Michael66 wrote:On #3 I agree it doesn't contain anything that is not in the Gospels. It is the interpretation that I don't share with you. Is it enough to agree some of the content of the Gospels without agreeing on the interpretation?


Yes. The question rests on the fact that there are different interpretations of the gospels. In the course of this thread, Michael, I've learned much about your own interpretation of the bible. But without wanting to be rude, I was wondering if you could answer the question without appealing to your own interpretation of the scriptures. Because the question requires you to simply address the morality of God.

The question is this: was it moral of God to give humankind his revelation in a slipshod fashion? That is the question. Thanks.

As we've already discussed, St. Bernard of Clairvaux had a very different interpretation of scripture than you do. He saw the genocides recounted in the Old Testament as inspiration for holy wars, and he exhorted Christians to "let a holy rage animate you in the fight," quoting Jeremiah's line: "cursed be he who does not stain his sword with blood!" And nobody seriously objected. Even St.

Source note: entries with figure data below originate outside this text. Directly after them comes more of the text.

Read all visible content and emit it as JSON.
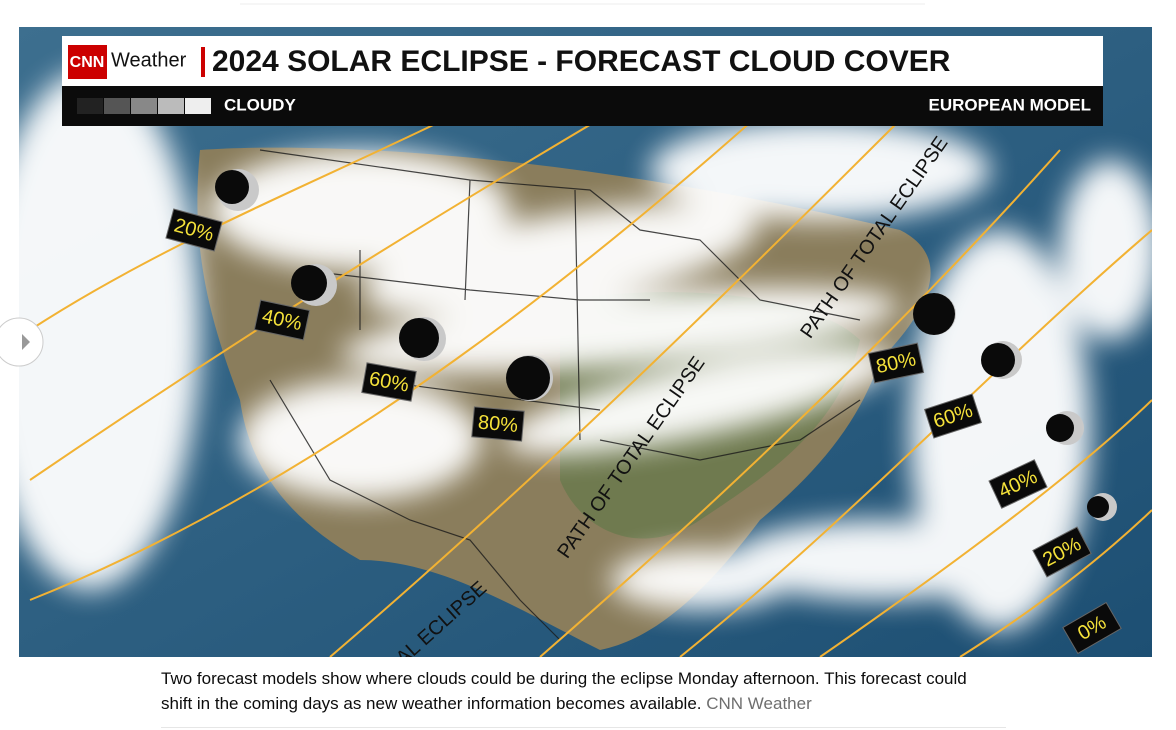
{
  "header": {
    "logo": "CNN",
    "brand": "Weather",
    "title": "2024 SOLAR ECLIPSE - FORECAST CLOUD COVER"
  },
  "legend": {
    "label": "CLOUDY",
    "model": "EUROPEAN MODEL"
  },
  "map": {
    "coverage_labels": [
      "20%",
      "40%",
      "60%",
      "80%",
      "80%",
      "60%",
      "40%",
      "20%",
      "0%"
    ],
    "path_labels": [
      "PATH OF TOTAL ECLIPSE",
      "PATH OF TOTAL ECLIPSE",
      "AL ECLIPSE"
    ]
  },
  "caption": {
    "text": "Two forecast models show where clouds could be during the eclipse Monday afternoon. This forecast could shift in the coming days as new weather information becomes available.",
    "credit": "CNN Weather"
  }
}
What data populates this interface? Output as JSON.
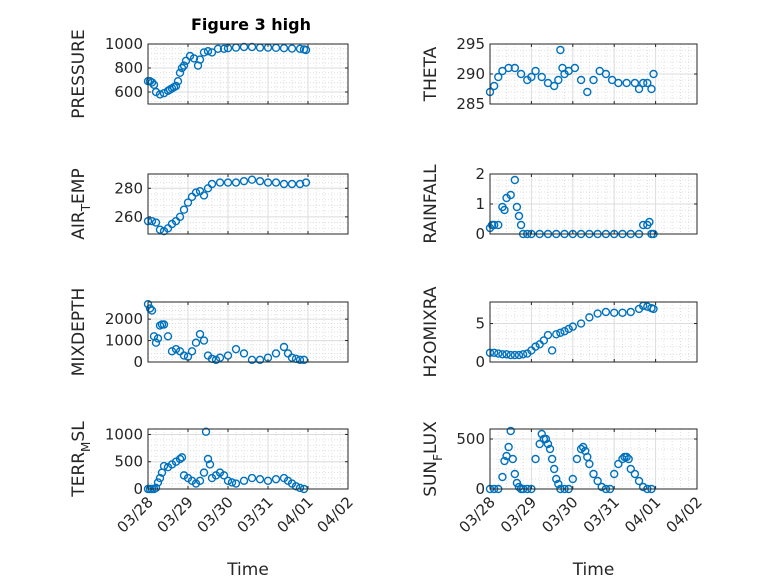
{
  "figure": {
    "title": "Figure 3 high",
    "marker_color": "#0072BD",
    "xlabel": "Time"
  },
  "chart_data": [
    {
      "type": "scatter",
      "title": "Figure 3 high",
      "xlabel": "",
      "ylabel": "PRESSURE",
      "xlim": [
        0,
        5
      ],
      "ylim": [
        500,
        1000
      ],
      "yticks": [
        600,
        800,
        1000
      ],
      "xticks": [
        0,
        1,
        2,
        3,
        4,
        5
      ],
      "xticklabels": [
        "03/28",
        "03/29",
        "03/30",
        "03/31",
        "04/01",
        "04/02"
      ],
      "x": [
        0.0,
        0.05,
        0.1,
        0.15,
        0.2,
        0.3,
        0.4,
        0.5,
        0.55,
        0.6,
        0.65,
        0.7,
        0.75,
        0.8,
        0.85,
        0.9,
        0.95,
        1.05,
        1.15,
        1.25,
        1.3,
        1.4,
        1.5,
        1.6,
        1.75,
        1.9,
        2.0,
        2.2,
        2.4,
        2.6,
        2.8,
        3.0,
        3.2,
        3.4,
        3.6,
        3.8,
        3.9,
        3.95
      ],
      "y": [
        690,
        690,
        680,
        660,
        600,
        580,
        590,
        610,
        620,
        630,
        640,
        650,
        690,
        760,
        800,
        820,
        860,
        900,
        880,
        820,
        870,
        930,
        940,
        930,
        960,
        960,
        965,
        970,
        975,
        975,
        970,
        970,
        968,
        965,
        962,
        960,
        955,
        950
      ]
    },
    {
      "type": "scatter",
      "xlabel": "",
      "ylabel": "THETA",
      "xlim": [
        0,
        5
      ],
      "ylim": [
        285,
        295
      ],
      "yticks": [
        285,
        290,
        295
      ],
      "xticks": [
        0,
        1,
        2,
        3,
        4,
        5
      ],
      "xticklabels": [
        "03/28",
        "03/29",
        "03/30",
        "03/31",
        "04/01",
        "04/02"
      ],
      "x": [
        0.0,
        0.1,
        0.2,
        0.3,
        0.45,
        0.6,
        0.75,
        0.9,
        1.0,
        1.1,
        1.25,
        1.4,
        1.55,
        1.65,
        1.7,
        1.75,
        1.8,
        1.9,
        2.05,
        2.2,
        2.35,
        2.5,
        2.65,
        2.8,
        2.95,
        3.1,
        3.3,
        3.5,
        3.6,
        3.7,
        3.8,
        3.9,
        3.95
      ],
      "y": [
        287,
        288,
        289.5,
        290.5,
        291,
        291,
        290,
        289,
        289.5,
        290.5,
        289.5,
        288.5,
        288,
        289,
        294,
        291,
        290,
        290.5,
        291,
        289,
        287,
        289,
        290.5,
        290,
        289,
        288.5,
        288.5,
        288.5,
        287.5,
        288.5,
        288.5,
        287.5,
        290
      ]
    },
    {
      "type": "scatter",
      "xlabel": "",
      "ylabel": "AIRTEMP",
      "ylabel_main": "AIR",
      "ylabel_sub": "T",
      "ylabel_rest": "EMP",
      "xlim": [
        0,
        5
      ],
      "ylim": [
        248,
        290
      ],
      "yticks": [
        260,
        280
      ],
      "xticks": [
        0,
        1,
        2,
        3,
        4,
        5
      ],
      "xticklabels": [
        "03/28",
        "03/29",
        "03/30",
        "03/31",
        "04/01",
        "04/02"
      ],
      "x": [
        0.0,
        0.1,
        0.2,
        0.3,
        0.4,
        0.5,
        0.6,
        0.7,
        0.8,
        0.9,
        1.0,
        1.1,
        1.2,
        1.3,
        1.4,
        1.5,
        1.6,
        1.8,
        2.0,
        2.2,
        2.4,
        2.6,
        2.8,
        3.0,
        3.2,
        3.4,
        3.6,
        3.8,
        3.95
      ],
      "y": [
        257,
        257,
        256,
        251,
        250,
        252,
        255,
        257,
        260,
        265,
        270,
        274,
        277,
        278,
        275,
        280,
        283,
        284,
        284,
        284,
        285,
        286,
        285,
        284,
        284,
        283,
        283,
        283,
        284
      ]
    },
    {
      "type": "scatter",
      "xlabel": "",
      "ylabel": "RAINFALL",
      "xlim": [
        0,
        5
      ],
      "ylim": [
        0,
        2
      ],
      "yticks": [
        0,
        1,
        2
      ],
      "xticks": [
        0,
        1,
        2,
        3,
        4,
        5
      ],
      "xticklabels": [
        "03/28",
        "03/29",
        "03/30",
        "03/31",
        "04/01",
        "04/02"
      ],
      "x": [
        0.0,
        0.05,
        0.1,
        0.2,
        0.3,
        0.35,
        0.4,
        0.5,
        0.6,
        0.65,
        0.7,
        0.75,
        0.8,
        0.9,
        1.0,
        1.2,
        1.4,
        1.6,
        1.8,
        2.0,
        2.2,
        2.4,
        2.6,
        2.8,
        3.0,
        3.2,
        3.4,
        3.6,
        3.7,
        3.8,
        3.85,
        3.9,
        3.95
      ],
      "y": [
        0.2,
        0.3,
        0.3,
        0.3,
        0.9,
        0.8,
        1.2,
        1.3,
        1.8,
        0.9,
        0.6,
        0.3,
        0.0,
        0.0,
        0.0,
        0.0,
        0.0,
        0.0,
        0.0,
        0.0,
        0.0,
        0.0,
        0.0,
        0.0,
        0.0,
        0.0,
        0.0,
        0.0,
        0.3,
        0.3,
        0.4,
        0.0,
        0.0
      ]
    },
    {
      "type": "scatter",
      "xlabel": "",
      "ylabel": "MIXDEPTH",
      "xlim": [
        0,
        5
      ],
      "ylim": [
        0,
        2800
      ],
      "yticks": [
        0,
        1000,
        2000
      ],
      "xticks": [
        0,
        1,
        2,
        3,
        4,
        5
      ],
      "xticklabels": [
        "03/28",
        "03/29",
        "03/30",
        "03/31",
        "04/01",
        "04/02"
      ],
      "x": [
        0.0,
        0.05,
        0.1,
        0.15,
        0.2,
        0.25,
        0.3,
        0.35,
        0.4,
        0.5,
        0.6,
        0.7,
        0.8,
        0.9,
        1.0,
        1.1,
        1.2,
        1.3,
        1.4,
        1.5,
        1.6,
        1.7,
        1.8,
        2.0,
        2.2,
        2.4,
        2.6,
        2.8,
        3.0,
        3.2,
        3.4,
        3.5,
        3.6,
        3.7,
        3.8,
        3.9
      ],
      "y": [
        2700,
        2500,
        2400,
        1200,
        900,
        1100,
        1700,
        1750,
        1750,
        1200,
        500,
        600,
        500,
        300,
        250,
        500,
        900,
        1300,
        1000,
        300,
        150,
        100,
        200,
        300,
        600,
        400,
        100,
        100,
        200,
        400,
        700,
        400,
        200,
        150,
        100,
        100
      ]
    },
    {
      "type": "scatter",
      "xlabel": "",
      "ylabel": "H2OMIXRA",
      "xlim": [
        0,
        5
      ],
      "ylim": [
        0,
        7.8
      ],
      "yticks": [
        0,
        5
      ],
      "xticks": [
        0,
        1,
        2,
        3,
        4,
        5
      ],
      "xticklabels": [
        "03/28",
        "03/29",
        "03/30",
        "03/31",
        "04/01",
        "04/02"
      ],
      "x": [
        0.0,
        0.1,
        0.2,
        0.3,
        0.4,
        0.5,
        0.6,
        0.7,
        0.8,
        0.9,
        1.0,
        1.1,
        1.2,
        1.3,
        1.4,
        1.5,
        1.6,
        1.7,
        1.8,
        1.9,
        2.0,
        2.2,
        2.4,
        2.6,
        2.8,
        3.0,
        3.2,
        3.4,
        3.6,
        3.7,
        3.8,
        3.9,
        3.95
      ],
      "y": [
        1.2,
        1.2,
        1.1,
        1.0,
        1.0,
        0.9,
        0.9,
        0.9,
        1.0,
        1.1,
        1.5,
        2.0,
        2.3,
        2.8,
        3.5,
        1.5,
        3.6,
        3.8,
        4.0,
        4.3,
        4.6,
        5.0,
        5.8,
        6.3,
        6.5,
        6.4,
        6.4,
        6.5,
        6.9,
        7.3,
        7.2,
        7.0,
        6.9
      ]
    },
    {
      "type": "scatter",
      "xlabel": "Time",
      "ylabel": "TERRMSL",
      "ylabel_main": "TERR",
      "ylabel_sub": "M",
      "ylabel_rest": "SL",
      "xlim": [
        0,
        5
      ],
      "ylim": [
        0,
        1100
      ],
      "yticks": [
        0,
        500,
        1000
      ],
      "xticks": [
        0,
        1,
        2,
        3,
        4,
        5
      ],
      "xticklabels": [
        "03/28",
        "03/29",
        "03/30",
        "03/31",
        "04/01",
        "04/02"
      ],
      "x": [
        0.0,
        0.05,
        0.1,
        0.15,
        0.2,
        0.25,
        0.3,
        0.35,
        0.4,
        0.5,
        0.6,
        0.7,
        0.8,
        0.85,
        0.9,
        1.0,
        1.1,
        1.2,
        1.3,
        1.4,
        1.45,
        1.5,
        1.55,
        1.6,
        1.7,
        1.8,
        1.9,
        2.0,
        2.1,
        2.2,
        2.4,
        2.6,
        2.8,
        3.0,
        3.2,
        3.4,
        3.5,
        3.6,
        3.7,
        3.8,
        3.9
      ],
      "y": [
        0,
        0,
        0,
        0,
        20,
        120,
        200,
        300,
        420,
        400,
        450,
        500,
        550,
        580,
        250,
        200,
        150,
        100,
        150,
        300,
        1050,
        550,
        450,
        200,
        250,
        300,
        250,
        150,
        120,
        100,
        150,
        200,
        180,
        150,
        180,
        200,
        150,
        100,
        50,
        20,
        0
      ]
    },
    {
      "type": "scatter",
      "xlabel": "Time",
      "ylabel": "SUNFLUX",
      "ylabel_main": "SUN",
      "ylabel_sub": "F",
      "ylabel_rest": "LUX",
      "xlim": [
        0,
        5
      ],
      "ylim": [
        0,
        600
      ],
      "yticks": [
        0,
        500
      ],
      "xticks": [
        0,
        1,
        2,
        3,
        4,
        5
      ],
      "xticklabels": [
        "03/28",
        "03/29",
        "03/30",
        "03/31",
        "04/01",
        "04/02"
      ],
      "x": [
        0.0,
        0.1,
        0.2,
        0.3,
        0.35,
        0.4,
        0.45,
        0.5,
        0.55,
        0.6,
        0.65,
        0.7,
        0.75,
        0.8,
        0.9,
        1.0,
        1.1,
        1.2,
        1.25,
        1.3,
        1.35,
        1.4,
        1.45,
        1.5,
        1.55,
        1.6,
        1.65,
        1.7,
        1.8,
        1.9,
        2.0,
        2.1,
        2.2,
        2.25,
        2.3,
        2.35,
        2.4,
        2.5,
        2.6,
        2.7,
        2.8,
        2.9,
        3.0,
        3.1,
        3.2,
        3.25,
        3.3,
        3.35,
        3.4,
        3.5,
        3.6,
        3.7,
        3.8,
        3.9
      ],
      "y": [
        0,
        0,
        0,
        120,
        280,
        330,
        420,
        580,
        300,
        150,
        60,
        20,
        0,
        0,
        0,
        0,
        300,
        450,
        550,
        500,
        500,
        450,
        400,
        300,
        200,
        100,
        50,
        0,
        0,
        0,
        100,
        300,
        400,
        420,
        380,
        320,
        250,
        150,
        80,
        20,
        0,
        0,
        150,
        250,
        300,
        320,
        320,
        300,
        200,
        150,
        80,
        20,
        0,
        0
      ]
    }
  ]
}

Francis of Assisi, as we've noticed, sailed with a Crusader army; he was doubtless a man who liked peace and goodness, but he never spoke out against the Crusades as being incompatible with scripture. And that's because scripture welcomes multiple interpretations. So if God didn't intend for Christians to wage holy wars (as you claim), then why didn't he tighten up his revelation on that point? Why leave it ambiguous and open to misunderstanding? Was it moral of him to leave it prone to the wrong interpretation for so long? If, indeed, God did not dictate the bible word-for-word as he is alleged to have done with the Qur'an, then the question is: why didn't he? He could've been clearer, sharper, and more succinct.

It may be tempting for you to answer with, "I think at the heart of your question is whether it is moral for God to allow man free will knowing the consequences." However, that is not the question. The question already assumes that God exists and that he gives humankind free will, and it also assumes that God does not leave humans adrift in the world without a revelation to guide them. The problem therefore is this: if liberal Christianity is the true version of Christianity, then why was the revelation so successfully mined for the wrong version for nearly 2000 years? Is God not morally responsible for this deficiency? And if his goal is to "slowly lead us," then isn't he responsible for not quickly leading us, given the amount of suffering involved in the slower version?

I suppose the answer will have to wait for when you return from Italy. Have a good trip. Say hello to Bernardo Bertolucci, Umberto Eco (peace be upon him), and Anna Falchi for me. Oh, and that wily old rascal Pope Emeritus Benedict XVI as well.